July 16, 1999


The latest issue of the New York Fed’s Second District Highlights --Can New York City Bank on Wall Street?-- is enclosed for your review.

New York Fed economists Jason Bram and James Orr assess the potential response of New York City’s economy to a protracted slump in securities industry jobs and income. New York City has experienced two major post-war economic downturns -- one in the early 1970s and another in the late 1980s -- both of which coincided with severe slumps in the securities industry.

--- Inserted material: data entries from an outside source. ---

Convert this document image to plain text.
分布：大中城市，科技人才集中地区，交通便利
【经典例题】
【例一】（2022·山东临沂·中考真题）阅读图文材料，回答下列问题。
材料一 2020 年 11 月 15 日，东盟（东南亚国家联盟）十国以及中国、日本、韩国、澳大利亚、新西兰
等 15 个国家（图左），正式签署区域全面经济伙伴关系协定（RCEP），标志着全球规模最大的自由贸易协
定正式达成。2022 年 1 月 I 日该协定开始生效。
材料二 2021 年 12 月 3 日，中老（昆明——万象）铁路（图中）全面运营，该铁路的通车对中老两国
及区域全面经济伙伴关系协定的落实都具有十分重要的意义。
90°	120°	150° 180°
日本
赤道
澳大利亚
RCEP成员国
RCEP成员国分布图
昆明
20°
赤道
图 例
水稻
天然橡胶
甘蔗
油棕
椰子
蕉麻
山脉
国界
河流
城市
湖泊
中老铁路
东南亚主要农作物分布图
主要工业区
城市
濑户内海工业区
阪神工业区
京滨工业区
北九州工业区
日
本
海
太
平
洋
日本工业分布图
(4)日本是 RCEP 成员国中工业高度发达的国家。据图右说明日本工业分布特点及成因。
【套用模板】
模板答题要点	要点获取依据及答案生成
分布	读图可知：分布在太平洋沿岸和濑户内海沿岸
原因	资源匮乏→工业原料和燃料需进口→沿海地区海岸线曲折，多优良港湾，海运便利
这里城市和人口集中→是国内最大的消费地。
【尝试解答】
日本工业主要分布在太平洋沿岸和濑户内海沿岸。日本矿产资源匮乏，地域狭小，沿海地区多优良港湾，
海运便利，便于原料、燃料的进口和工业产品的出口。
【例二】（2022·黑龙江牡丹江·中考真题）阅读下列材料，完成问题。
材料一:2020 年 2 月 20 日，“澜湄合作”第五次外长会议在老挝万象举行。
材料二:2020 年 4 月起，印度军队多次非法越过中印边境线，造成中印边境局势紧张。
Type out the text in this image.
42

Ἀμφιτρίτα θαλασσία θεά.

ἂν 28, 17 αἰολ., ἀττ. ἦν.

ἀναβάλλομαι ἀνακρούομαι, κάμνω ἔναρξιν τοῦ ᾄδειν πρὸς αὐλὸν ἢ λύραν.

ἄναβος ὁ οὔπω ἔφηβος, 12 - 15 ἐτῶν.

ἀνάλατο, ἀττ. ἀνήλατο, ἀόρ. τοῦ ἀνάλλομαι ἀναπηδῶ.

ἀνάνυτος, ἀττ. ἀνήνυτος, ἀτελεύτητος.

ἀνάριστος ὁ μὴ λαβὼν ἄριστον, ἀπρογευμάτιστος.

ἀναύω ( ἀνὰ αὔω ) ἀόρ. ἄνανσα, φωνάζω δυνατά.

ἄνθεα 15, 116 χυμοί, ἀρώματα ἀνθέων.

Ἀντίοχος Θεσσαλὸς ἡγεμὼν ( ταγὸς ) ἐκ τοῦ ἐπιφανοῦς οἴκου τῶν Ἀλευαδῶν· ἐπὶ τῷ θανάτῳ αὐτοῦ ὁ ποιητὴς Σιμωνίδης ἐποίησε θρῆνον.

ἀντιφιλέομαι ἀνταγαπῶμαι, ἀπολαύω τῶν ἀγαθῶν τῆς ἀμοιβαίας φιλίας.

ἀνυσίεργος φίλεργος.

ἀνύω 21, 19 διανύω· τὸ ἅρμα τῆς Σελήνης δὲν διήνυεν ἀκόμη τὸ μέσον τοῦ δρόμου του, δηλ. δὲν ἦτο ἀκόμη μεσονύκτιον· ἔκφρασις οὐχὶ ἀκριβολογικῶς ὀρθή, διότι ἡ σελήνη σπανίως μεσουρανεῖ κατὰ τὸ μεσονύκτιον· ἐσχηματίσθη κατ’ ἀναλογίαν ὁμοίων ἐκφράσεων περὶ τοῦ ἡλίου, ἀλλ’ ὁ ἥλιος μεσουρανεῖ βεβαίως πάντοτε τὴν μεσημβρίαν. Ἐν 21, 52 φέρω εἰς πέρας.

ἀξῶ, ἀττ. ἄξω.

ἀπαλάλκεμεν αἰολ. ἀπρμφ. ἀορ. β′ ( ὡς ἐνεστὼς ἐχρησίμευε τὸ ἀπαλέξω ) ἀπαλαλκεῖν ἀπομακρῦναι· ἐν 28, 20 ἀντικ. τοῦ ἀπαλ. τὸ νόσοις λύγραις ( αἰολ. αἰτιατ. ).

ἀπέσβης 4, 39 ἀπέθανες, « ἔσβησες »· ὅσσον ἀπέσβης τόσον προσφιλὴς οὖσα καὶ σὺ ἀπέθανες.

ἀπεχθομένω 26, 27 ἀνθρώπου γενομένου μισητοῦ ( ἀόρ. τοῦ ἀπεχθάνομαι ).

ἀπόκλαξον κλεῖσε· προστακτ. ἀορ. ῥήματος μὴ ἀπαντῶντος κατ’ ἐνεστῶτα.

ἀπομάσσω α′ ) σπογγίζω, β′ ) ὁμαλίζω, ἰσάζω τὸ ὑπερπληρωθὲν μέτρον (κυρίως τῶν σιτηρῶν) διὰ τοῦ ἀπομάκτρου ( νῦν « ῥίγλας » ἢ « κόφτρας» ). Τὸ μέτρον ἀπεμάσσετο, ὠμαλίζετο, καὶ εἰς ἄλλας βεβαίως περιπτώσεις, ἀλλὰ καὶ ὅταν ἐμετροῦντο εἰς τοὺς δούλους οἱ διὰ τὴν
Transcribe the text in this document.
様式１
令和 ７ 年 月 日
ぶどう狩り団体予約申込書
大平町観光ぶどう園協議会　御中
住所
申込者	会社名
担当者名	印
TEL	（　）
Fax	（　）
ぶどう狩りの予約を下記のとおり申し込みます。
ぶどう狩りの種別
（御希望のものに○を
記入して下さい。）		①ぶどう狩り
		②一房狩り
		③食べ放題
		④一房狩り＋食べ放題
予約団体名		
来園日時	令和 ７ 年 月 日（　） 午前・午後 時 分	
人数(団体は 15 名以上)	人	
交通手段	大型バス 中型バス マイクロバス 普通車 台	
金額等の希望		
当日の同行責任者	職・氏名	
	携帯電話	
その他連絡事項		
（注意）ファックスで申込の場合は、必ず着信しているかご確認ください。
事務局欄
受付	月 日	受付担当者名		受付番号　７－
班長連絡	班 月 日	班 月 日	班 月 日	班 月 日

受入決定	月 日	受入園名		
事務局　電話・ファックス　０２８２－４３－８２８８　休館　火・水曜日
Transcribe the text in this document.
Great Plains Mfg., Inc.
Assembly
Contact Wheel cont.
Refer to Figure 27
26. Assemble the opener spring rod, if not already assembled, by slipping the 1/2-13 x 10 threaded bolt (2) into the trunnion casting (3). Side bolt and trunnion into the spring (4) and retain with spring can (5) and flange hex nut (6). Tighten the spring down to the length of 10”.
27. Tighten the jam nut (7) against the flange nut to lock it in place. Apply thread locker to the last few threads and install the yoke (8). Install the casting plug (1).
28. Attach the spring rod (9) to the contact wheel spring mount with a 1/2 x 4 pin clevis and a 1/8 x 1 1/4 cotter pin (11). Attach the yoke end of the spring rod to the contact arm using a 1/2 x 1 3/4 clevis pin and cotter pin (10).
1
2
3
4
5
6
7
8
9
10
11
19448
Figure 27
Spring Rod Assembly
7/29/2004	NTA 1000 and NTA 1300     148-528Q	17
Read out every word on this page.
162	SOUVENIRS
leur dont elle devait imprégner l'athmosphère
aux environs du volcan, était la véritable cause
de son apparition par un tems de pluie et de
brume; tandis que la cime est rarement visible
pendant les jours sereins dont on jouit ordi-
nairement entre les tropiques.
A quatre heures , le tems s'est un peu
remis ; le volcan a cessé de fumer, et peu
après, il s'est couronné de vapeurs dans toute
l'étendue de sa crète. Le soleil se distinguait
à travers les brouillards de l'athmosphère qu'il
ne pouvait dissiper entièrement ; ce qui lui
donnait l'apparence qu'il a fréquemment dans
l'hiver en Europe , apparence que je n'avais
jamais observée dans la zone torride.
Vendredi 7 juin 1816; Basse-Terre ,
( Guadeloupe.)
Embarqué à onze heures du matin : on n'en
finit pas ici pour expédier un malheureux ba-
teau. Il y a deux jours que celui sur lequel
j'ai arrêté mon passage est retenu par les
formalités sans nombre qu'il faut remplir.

Wall Street -- always a prominent local industry -- plays a greater role in the New York City economy than it has at any time in the past. The securities industry’s share of total city earnings has climbed from 11 percent in 1987 to 19 percent in 1998. Moreover, the securities industry has been the primary engine of New York City’s earnings growth over the current expansion: between 1994 and 1998, Wall Street firms directly contributed about $23 billion (or 37 percent) to the estimated $62 billion increase in total earnings.

While securities firms directly account for only five percent of city employment, another nine percent of the city’s jobs are indirectly tied to this industry. These jobs are in industries that support Wall Street firms or industries that benefit from Wall Street income.

Given the industry’s contribution to the local economy, it’s unlikely that the effects of significant cuts in Wall Street jobs and income could be entirely offset by gains in other industries, the authors say. The fallout, however, could be limited by strength in other areas of the city’s economy.

In particular, other sectors that played a role in earlier downturns appear to be on more solid footing than in the past. In addition, the presence of fast-growing industries that do not depend expressly on financial jobs or earnings--such as health care, private education, and new media enterprises--could help ease the adverse effects of a securities industry downturn.